Vai haver um reforço das equipas de sapadores florestais mas de forma muito progressiva. De facto, foi publicada em Diário da República, a 2 de novembro de 2017,  a  Resolução do Conselho de Ministros n.º 165/2017 que “Autoriza a realização de despesa com a aquisição de veículos para a constituição e reequipamento de equipas de sapadores florestais, de vigilantes da natureza, do corpo nacional de agentes florestais e de coordenadores de prevenção estrutural” mas trata-se de uma decisão que vem garantir o cumprimento da promessa de termos 500 equipas de sapadores florestais mas só em 2019.

Atendendo à eficácia deste tipo de equipas no combate ao fogo, ao seu custo diminuto e à urgência de ter um dispositivo de prevenção capaz e disponível mais rapidamente possível, em especial após anos de desinvestimento e após a constatação de que estamos a atravessar, provavelmente de forma perene, uma nova era em termos climáticos e de risco, não deixa de ser surpreendente que atingir o objetivo das 500 equipas de sapadores seja programado por etapas que se estenderão por três anos, 2017, 2018 e 2019.

As equipas de sapadores florestais (compostas no mínimo por cinco elementos) têm, entre outros, a função de atuar no terreno em termos de gestão da floresta (apoio à realização ode queimadas, limpeza silvícola, gestão de combustíveis na floresta, programar e executar fogos controlados, etc) e também esquadrinhar a floresta usando meios de deslocação todo o terreno (como motorizadas), sendo assim unidades de grande mobilidade com recursos limitados de combate mas que, pela celeridade com que podem ser colocados em zonas de risco ou de início de deflagração se costumam revelar críticos para impedir a propagação de incêndios nascentes.

São quadros do Instituto de Conservação da Natureza e das Florestas e trabalham em interação com os postos de vigia, com as corporações de bombeiros e todo o dispositivo de combate mas também de prevenção.

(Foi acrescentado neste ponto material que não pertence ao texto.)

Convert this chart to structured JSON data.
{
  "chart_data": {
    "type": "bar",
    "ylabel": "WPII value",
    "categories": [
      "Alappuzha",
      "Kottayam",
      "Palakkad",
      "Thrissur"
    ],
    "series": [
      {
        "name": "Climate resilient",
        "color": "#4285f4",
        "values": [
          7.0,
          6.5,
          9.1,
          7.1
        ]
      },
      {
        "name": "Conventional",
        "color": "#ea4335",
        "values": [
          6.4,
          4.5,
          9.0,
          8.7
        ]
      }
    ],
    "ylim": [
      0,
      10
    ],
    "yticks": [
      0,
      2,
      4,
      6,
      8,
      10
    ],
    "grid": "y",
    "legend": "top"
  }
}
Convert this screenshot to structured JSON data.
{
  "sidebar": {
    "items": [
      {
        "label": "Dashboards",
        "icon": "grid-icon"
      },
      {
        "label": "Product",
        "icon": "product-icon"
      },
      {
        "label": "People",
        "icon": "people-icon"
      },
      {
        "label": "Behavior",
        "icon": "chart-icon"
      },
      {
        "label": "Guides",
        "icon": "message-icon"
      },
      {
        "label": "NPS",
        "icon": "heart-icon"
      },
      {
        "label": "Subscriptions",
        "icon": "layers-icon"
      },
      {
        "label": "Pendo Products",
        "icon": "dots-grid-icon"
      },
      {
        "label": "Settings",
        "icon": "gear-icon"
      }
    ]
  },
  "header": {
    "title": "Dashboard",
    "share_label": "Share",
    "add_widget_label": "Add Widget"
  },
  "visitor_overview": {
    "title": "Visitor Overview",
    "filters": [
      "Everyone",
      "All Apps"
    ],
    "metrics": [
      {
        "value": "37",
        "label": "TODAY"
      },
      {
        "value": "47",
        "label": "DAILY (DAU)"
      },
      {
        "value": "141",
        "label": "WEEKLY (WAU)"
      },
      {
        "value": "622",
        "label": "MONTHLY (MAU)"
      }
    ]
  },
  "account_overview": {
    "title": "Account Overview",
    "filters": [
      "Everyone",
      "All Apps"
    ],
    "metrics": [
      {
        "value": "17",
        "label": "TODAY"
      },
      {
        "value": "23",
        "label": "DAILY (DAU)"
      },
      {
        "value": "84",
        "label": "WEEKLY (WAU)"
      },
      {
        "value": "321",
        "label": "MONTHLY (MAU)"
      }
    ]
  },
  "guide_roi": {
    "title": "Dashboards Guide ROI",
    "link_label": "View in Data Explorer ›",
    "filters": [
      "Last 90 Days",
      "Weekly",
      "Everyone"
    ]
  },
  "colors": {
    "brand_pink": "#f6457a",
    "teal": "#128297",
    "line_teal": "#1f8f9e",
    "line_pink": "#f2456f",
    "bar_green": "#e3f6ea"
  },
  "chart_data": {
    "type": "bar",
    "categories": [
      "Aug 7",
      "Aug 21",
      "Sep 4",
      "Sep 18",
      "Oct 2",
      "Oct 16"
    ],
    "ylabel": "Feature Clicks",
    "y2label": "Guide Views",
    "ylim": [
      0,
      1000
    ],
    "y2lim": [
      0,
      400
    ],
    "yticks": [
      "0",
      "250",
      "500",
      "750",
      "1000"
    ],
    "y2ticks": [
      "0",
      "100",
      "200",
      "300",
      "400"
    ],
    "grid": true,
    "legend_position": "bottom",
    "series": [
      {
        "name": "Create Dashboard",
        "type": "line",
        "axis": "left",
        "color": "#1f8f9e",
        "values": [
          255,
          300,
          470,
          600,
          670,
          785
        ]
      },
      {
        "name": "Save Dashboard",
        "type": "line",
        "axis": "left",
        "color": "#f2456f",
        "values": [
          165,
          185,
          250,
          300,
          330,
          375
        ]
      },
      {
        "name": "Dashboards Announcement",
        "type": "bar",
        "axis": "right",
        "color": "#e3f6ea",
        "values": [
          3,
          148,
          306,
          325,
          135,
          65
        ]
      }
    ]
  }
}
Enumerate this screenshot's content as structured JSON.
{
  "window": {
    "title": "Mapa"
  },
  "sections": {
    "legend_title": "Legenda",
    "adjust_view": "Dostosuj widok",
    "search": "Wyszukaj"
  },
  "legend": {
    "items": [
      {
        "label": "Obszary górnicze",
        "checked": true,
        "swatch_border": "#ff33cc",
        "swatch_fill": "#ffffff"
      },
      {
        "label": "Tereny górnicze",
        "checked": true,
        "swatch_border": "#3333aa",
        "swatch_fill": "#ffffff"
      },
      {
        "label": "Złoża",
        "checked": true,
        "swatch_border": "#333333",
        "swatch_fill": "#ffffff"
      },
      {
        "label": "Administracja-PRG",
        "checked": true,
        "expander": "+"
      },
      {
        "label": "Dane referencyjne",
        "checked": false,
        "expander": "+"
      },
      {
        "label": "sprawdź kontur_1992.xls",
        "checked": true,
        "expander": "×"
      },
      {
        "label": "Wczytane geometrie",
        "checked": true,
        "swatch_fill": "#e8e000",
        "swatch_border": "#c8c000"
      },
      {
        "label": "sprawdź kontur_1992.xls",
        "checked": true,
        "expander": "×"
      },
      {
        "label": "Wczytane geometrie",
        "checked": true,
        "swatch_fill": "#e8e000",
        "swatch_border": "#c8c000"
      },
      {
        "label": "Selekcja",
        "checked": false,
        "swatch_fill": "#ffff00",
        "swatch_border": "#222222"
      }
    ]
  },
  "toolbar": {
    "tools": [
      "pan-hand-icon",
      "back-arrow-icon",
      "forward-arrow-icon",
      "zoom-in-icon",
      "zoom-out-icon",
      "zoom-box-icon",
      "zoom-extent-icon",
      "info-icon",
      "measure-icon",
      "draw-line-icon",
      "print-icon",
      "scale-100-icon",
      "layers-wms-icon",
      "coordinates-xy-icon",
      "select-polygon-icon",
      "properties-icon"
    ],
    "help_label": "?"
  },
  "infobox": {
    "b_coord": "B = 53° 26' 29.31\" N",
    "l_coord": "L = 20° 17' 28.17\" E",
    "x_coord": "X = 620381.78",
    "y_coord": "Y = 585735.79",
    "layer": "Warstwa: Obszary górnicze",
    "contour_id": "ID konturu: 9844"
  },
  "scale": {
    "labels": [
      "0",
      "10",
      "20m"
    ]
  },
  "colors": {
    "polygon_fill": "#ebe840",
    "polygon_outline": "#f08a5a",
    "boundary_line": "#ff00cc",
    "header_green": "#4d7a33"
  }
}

Eis de forma mais explícita o que faz um sapador florestal, conforme indicado no sítio do ICNF:

O Sapador Florestal é um trabalhador especializado, com perfil e formação específica adequados ao exercício das funções de gestão florestal e defesa da floresta, designadamente, através de:

a) Acções de silvicultura;

b) Gestão de combustíveis;

c) Acompanhamento na realização de fogo controlado;

d) Apoio à realização de queimas e de queimadas;

e) Manutenção e beneficiação da rede divisional e de faixas e mosaicos de gestão de combustíveis;

f) Manutenção e beneficiação de outras infra-estruturas;

g) Acções de controlo e eliminação de agentes bióticos;

Exerce ainda acções de:

h) Sensibilização do público para as normas de conduta em matéria de natureza fitossanitária, de prevenção, do uso do fogo e da limpeza das florestas;

i) Vigilância das áreas a que se encontra adstrito, ou estabelecido em POM;

j) Primeira intervenção em incêndios florestais, apoio ao ataque ampliado e subsequentes operações de rescaldo e vigilância pós-incêndio, previsto em Directiva Operacional aprovada pela Comissão Nacional de Protecção Civil;

k) Protecção a pessoas e bens prevista em Directiva Operacional aprovada pela Comissão Nacional de Protecção Civil.